Notice the -nostartfiles addition to the LFLAGS lines. This option tells the linker to get rid of the initial jump table in the hex file that we will not need. If you are using interrupts, comment out this line.

For this demonstration (and for our simulator project) we will not need interrupts.

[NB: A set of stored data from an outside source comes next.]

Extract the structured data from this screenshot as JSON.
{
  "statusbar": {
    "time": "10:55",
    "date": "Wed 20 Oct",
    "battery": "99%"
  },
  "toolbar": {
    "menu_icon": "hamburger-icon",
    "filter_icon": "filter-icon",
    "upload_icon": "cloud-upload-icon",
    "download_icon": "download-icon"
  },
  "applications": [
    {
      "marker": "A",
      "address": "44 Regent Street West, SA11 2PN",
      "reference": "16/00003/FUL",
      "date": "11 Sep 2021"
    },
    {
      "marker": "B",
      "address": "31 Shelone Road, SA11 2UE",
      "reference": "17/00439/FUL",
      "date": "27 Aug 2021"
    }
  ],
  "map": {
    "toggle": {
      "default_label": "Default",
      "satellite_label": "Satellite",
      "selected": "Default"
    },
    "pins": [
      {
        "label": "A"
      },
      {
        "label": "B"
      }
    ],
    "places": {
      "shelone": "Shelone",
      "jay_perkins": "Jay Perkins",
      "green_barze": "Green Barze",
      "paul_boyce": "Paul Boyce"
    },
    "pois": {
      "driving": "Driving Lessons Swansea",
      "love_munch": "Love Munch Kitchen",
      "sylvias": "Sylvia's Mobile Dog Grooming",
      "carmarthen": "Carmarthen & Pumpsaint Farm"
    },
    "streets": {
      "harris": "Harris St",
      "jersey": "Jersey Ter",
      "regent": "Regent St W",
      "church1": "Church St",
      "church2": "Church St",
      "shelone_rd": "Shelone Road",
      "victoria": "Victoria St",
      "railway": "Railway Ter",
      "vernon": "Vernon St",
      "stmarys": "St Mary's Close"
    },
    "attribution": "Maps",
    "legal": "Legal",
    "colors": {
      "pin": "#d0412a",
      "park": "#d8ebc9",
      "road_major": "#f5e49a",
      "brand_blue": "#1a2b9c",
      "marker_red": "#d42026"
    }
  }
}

Here is the hex file I produced:

:10000000CFE5D2E0DEBFCDBF03D00CD010D0FDCF06
:1000100011241FBE80E88093460010924600BD9ACE
:10002000C598089588B390E2892788BB089508E2AF
:100030001FEF2FEF2A95F1F71A95D9F70A95C1F717
:02004000089521
:00000001FF

And, here is the output from this example code:

$ make clean
rm -f hex-reader *.o
$ make
g++ -o hex-reader main.cpp
$ make run
./hex-reader blink.hex
:10000000CFE5D2E0DEBFCDBF03D00CD010D0FDCF06
Byte count: 10
Offset: 0000
Record Type: 00
Record data: CFE5D2E0DEBFCDBF03D00CD010D0FDCF
Checksum: 06
:1000100011241FBE80E88093460010924600BD9ACE
Byte count: 10
Offset: 0010
Record Type: 00
Record data: 11241FBE80E88093460010924600BD9A
Checksum: CE
:10002000C598089588B390E2892788BB089508E2AF
Byte count: 10
Offset: 0020
Record Type: 00
Record data: C598089588B390E2892788BB089508E2
Checksum: AF
:100030001FEF2FEF2A95F1F71A95D9F70A95C1F717
Byte count: 10
Offset: 0030
Record Type: 00
Record data: 1FEF2FEF2A95F1F71A95D9F70A95C1F7
Checksum: 17
:02004000089521
Byte count: 02
Offset: 0040
Record Type: 00
Record data: 0895
Checksum: 21
:00000001FF
Byte count: 00
Offset: 0000
Record Type: 01
Record data: 
Checksum: FF

Completing this code so it can load our memory module is left as an exercise.